The following is the implementation of the bucket (bucket) algorithm:
var Resultarr = [],
Returnarr = [],
Origlen = This.length,
Resultlen;
var maxv=this[0],minv=this[0];
for (var i=1; i<origlen; ++i) {
if (THIS[I]&GT;MAXV) maxv=this[i];
else if (THIS[I]&LT;MINV) minv=this[i];
}
var blen=maxv-minv+1;
var b=new Array (Blen);
for (var i=0;i<blen;++i) B[i]=false;
for (var i=0; i<origlen; ++i) {
if (B[this[i]-minv]) {
Returnarr.push (This[i]);
} else {
Resultarr.push (This[i]);
B[this[i]-minv]=true;
}
}
Resultlen = Resultarr.length;
This.length = Resultlen;
for (var i=0; i<resultlen; ++i) {
This[i] = Resultarr[i];
}
return Returnarr;
The following is the implementation of the hash (hash) algorithm
var Shuffler = 37
var beta=0.007;
var origlen=this.length
var bucketsize=math.ceil (Origlen*beta);
var hashset=new Array (bucketsize);
var hashfun = function (value) {
var key = (Math.floor (value) *shuffler)%bucketsize;
Return key;
}
Init hashset
for (Var i=0;i<bucketsize;i++) hashset[i]=new Array ();
//
var ret=[],self=[];
var Key,value;
var Bucket,openlen;
var everconflict;
for (Var i=0;i<origlen;i++) {
Value=this[i];
Key=hashfun (value);
bucket = Hashset[key];
openlen=bucket.length;//if (openlen>1) return;
Everconflict=false;
for (Var j=0;j<openlen;j++) {
if (Bucket[j]==value) {
Ret.push (value);
Everconflict=true;
Break
}
}
if (!everconflict) {
Bucket.push (value);
Self.push (value);
}
}
Selflen = Self.length;
This.length = Selflen;
For (i=0 i<selflen; ++i) {
This[i] = Self[i];
}
Compute average bucket size
var lens=[],sum=0;
for (var i=0;iAverage=sum/hashset.length;//watch Lens,average
return ret;


Random integer test calculation time with k*10000 0~k*100 (MS)
K 1 2 3 4 5
Realazy 240 693 1399 2301 3807
Bucket 55 101 141 219 293
Hash 214 411 654 844 1083
The test framework draws on the http://realazy.org/lab/uniq.html
Test environment FIREFOX2.0.0.6/UBUNTU7.10/2.66GHZP4/1024MBDDR

Contact Us

The content source of this page is from Internet, which doesn't represent Alibaba Cloud's opinion; products and services mentioned on that page don't have any relationship with Alibaba Cloud. If the content of the page makes you feel confusing, please write us an email, we will handle the problem within 5 days after receiving your email.

If you find any instances of plagiarism from the community, please send an email to: info-contact@alibabacloud.com and provide relevant evidence. A staff member will contact you within 5 working days.

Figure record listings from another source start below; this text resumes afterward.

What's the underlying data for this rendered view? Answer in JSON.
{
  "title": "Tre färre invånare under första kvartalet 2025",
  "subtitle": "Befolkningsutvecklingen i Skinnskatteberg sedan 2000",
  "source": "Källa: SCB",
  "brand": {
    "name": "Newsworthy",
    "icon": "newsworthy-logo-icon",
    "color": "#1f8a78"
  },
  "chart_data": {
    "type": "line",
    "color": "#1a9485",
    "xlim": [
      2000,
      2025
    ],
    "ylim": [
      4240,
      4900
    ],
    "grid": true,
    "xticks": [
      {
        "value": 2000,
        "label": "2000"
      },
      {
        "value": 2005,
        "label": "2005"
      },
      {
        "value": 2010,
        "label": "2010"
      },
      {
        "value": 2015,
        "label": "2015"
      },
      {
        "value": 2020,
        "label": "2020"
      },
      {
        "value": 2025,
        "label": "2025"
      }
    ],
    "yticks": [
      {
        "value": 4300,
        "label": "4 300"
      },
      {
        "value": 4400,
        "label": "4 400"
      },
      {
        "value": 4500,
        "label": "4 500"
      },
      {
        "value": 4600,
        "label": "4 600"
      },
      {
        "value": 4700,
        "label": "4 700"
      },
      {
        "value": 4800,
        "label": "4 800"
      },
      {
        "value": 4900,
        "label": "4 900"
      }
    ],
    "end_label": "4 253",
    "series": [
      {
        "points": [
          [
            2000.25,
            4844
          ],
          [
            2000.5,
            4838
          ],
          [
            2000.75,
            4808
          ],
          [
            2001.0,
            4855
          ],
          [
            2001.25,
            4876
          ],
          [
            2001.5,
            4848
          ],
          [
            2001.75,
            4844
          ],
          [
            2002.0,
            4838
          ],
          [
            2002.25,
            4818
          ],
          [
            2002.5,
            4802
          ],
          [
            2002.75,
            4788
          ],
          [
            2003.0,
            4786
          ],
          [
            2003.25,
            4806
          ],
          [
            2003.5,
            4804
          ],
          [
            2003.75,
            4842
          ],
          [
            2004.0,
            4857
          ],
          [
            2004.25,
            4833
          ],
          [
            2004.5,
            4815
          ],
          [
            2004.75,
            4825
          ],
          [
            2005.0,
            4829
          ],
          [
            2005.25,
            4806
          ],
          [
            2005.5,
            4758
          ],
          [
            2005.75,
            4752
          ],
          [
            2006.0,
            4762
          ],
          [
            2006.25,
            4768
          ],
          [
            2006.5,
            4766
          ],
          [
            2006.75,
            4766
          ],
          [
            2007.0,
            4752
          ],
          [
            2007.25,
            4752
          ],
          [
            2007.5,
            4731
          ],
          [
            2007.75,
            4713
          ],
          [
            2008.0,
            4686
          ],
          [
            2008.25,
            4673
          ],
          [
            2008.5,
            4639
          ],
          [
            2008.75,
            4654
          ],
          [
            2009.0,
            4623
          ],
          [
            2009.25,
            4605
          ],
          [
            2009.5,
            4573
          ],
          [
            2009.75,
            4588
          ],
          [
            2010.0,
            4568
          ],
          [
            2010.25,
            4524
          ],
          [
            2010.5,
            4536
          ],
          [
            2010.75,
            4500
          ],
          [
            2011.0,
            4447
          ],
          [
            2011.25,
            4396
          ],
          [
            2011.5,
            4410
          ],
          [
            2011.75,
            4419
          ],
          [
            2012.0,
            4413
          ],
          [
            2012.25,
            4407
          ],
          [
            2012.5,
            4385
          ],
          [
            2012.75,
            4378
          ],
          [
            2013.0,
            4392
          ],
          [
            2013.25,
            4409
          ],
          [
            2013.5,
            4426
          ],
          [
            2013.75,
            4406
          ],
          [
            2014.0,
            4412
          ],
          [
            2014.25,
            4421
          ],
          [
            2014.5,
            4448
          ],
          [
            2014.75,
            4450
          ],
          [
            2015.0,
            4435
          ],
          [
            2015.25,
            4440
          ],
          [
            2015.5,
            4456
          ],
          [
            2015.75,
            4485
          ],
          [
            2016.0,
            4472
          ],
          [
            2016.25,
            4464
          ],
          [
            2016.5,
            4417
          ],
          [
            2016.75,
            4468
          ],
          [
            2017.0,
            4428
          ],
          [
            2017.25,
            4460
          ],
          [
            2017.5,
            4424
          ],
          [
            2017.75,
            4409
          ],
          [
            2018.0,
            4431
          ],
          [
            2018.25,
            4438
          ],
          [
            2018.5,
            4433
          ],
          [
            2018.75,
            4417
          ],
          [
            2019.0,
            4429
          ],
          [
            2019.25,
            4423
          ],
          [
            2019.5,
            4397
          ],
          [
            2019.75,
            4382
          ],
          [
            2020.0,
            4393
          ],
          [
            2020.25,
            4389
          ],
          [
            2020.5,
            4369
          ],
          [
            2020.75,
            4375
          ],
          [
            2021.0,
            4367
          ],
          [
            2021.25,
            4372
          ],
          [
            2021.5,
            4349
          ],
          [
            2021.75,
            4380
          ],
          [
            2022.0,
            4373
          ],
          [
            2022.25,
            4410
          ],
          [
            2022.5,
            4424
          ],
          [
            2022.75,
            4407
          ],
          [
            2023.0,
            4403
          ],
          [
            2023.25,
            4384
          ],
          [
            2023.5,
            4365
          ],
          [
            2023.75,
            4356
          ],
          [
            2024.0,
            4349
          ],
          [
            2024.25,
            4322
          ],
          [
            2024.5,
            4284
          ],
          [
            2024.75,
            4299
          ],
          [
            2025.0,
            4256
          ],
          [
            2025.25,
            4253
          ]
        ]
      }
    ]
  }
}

A Free Trial That Lets You Build Big!

Start building with 50+ products and up to 12 months usage for Elastic Compute Service

  • Sales Support

    1 on 1 presale consultation

  • After-Sales Support

    24/7 Technical Support 6 Free Tickets per Quarter Faster Response

  • Alibaba Cloud offers highly flexible support services tailored to meet your exact needs.